时间限制:1000ms 单点时限:1000ms 内存限制:256MB
题目描述
80 Days is an interesting game based on Jules Verne's science fiction "Around the World in Eighty Days". In this game, you have to manage the limited money and time.
Now we simplified the game as below:
There are n cities on a circle around the world which are numbered from 1 to n by their order on the circle. When you reach the city i at the first time, you will get ai dollars (ai can even be negative), and if you want to go to the next city on the circle, you should pay bi dollars. At the beginning you have c dollars.
The goal of this game is to choose a city as start point, then go along the circle and visit all the city once, and finally return to the start point. During the trip, the money you have must be no less than zero.
Here comes a question: to complete the trip, which city will you choose to be the start city?
If there are multiple answers, please output the one with the smallest number.
输入
The first line of the input is an integer T (T ≤ 100), the number of test cases.
For each test case, the first line contains two integers n and c (1 ≤ n ≤ 106, 0 ≤ c ≤ 109). The second line contains n integers a1, …, an (-109 ≤ ai ≤ 109), and the third line contains n integers b1, …, bn (0 ≤ bi ≤ 109).
It's guaranteed that the sum of n of all test cases is less than 106
输出
For each test case, output the start city you should choose.
提示
For test case 1, both city 2 and 3 could be chosen as start point, 2 has smaller number. But if you start at city 1, you can't go anywhere.
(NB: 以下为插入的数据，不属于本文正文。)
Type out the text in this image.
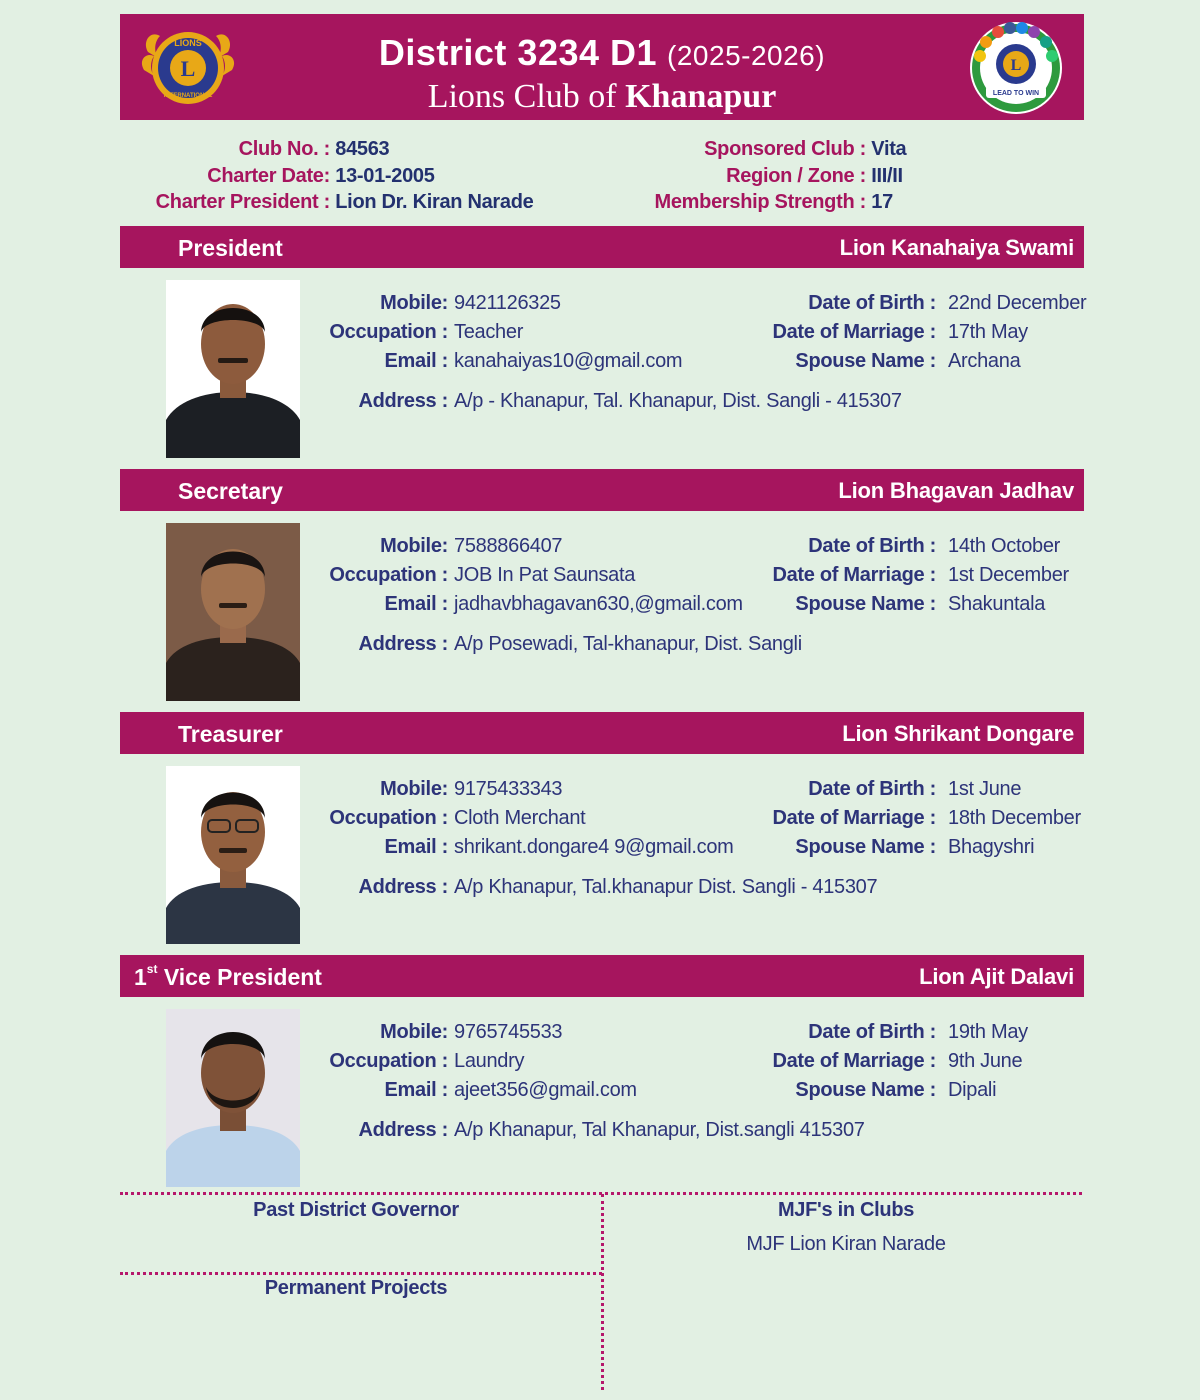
L
LIONS
INTERNATIONAL
District 3234 D1 (2025-2026)
Lions Club of Khanapur
L
LEAD TO WIN
Club No. : 84563
Charter Date: 13-01-2005
Charter President : Lion Dr. Kiran Narade
Sponsored Club : Vita
Region / Zone : III/II
Membership Strength : 17
President	Lion Kanahaiya Swami
Mobile: 9421126325
Occupation : Teacher
Email : kanahaiyas10@gmail.com
Address : A/p - Khanapur, Tal. Khanapur, Dist. Sangli - 415307
Date of Birth : 22nd December
Date of Marriage : 17th May
Spouse Name : Archana
Secretary	Lion Bhagavan Jadhav
Mobile: 7588866407
Occupation : JOB In Pat Saunsata
Email : jadhavbhagavan630,@gmail.com
Address : A/p Posewadi, Tal-khanapur, Dist. Sangli
Date of Birth : 14th October
Date of Marriage : 1st December
Spouse Name : Shakuntala
Treasurer	Lion Shrikant Dongare
Mobile: 9175433343
Occupation : Cloth Merchant
Email : shrikant.dongare4 9@gmail.com
Address : A/p Khanapur, Tal.khanapur Dist. Sangli - 415307
Date of Birth : 1st June
Date of Marriage : 18th December
Spouse Name : Bhagyshri
1st Vice President	Lion Ajit Dalavi
Mobile: 9765745533
Occupation : Laundry
Email : ajeet356@gmail.com
Address : A/p Khanapur, Tal Khanapur, Dist.sangli 415307
Date of Birth : 19th May
Date of Marriage : 9th June
Spouse Name : Dipali
Past District Governor	MJF's in Clubs
MJF Lion Kiran Narade
Permanent Projects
For test case 2, start from which city seems doesn't matter, you just don't have enough money to complete a trip.
样例输入
2
3 0
3 4 5
5 4 3
3 100
-3 -4 -5
30 40 50
样例输出
2
-1
解題報告
題意:有n个城市,给出到每个城市的收入和去下一个城市的入门费以及初始的钱数,问从哪个城市出发才能把所有的城市走完,并保证中途的钱数和走到起点的钱数不小于0。
解题思路:
直接暴力:用一个循环来控制出发点,二重循环控制走的城市。
#include <stdio.h>
#define N 1000020
int a[N], b[N], c[N];
int main()
{
int t, n, cn, i, j, temp;
long long sum;
scanf("%d", &t);
while (t--)
{
sum = 0;
scanf("%d%d", &n, &cn);
for (i = 1; i <= n; i++)
scanf("%d", &a[i]);
for (i = 1; i <= n; i++)
{
scanf("%d", &b[i]);
c[i] = a[i] - b[i];
sum += c[i];
}
if (sum + cn < 0)
{
printf("-1\n");
continue;
}
for (i = 1; i <= n; i++)
{
sum = cn;
temp = 1;
for (j = i; j < n + i; j++)
{
if (j > n)
sum += c[j - n];
else sum += c[j];
if (sum < 0)
{
temp = 0;
break;
}
}
if (temp)
break;
}
printf("%d\n", i);
}
return 0;
}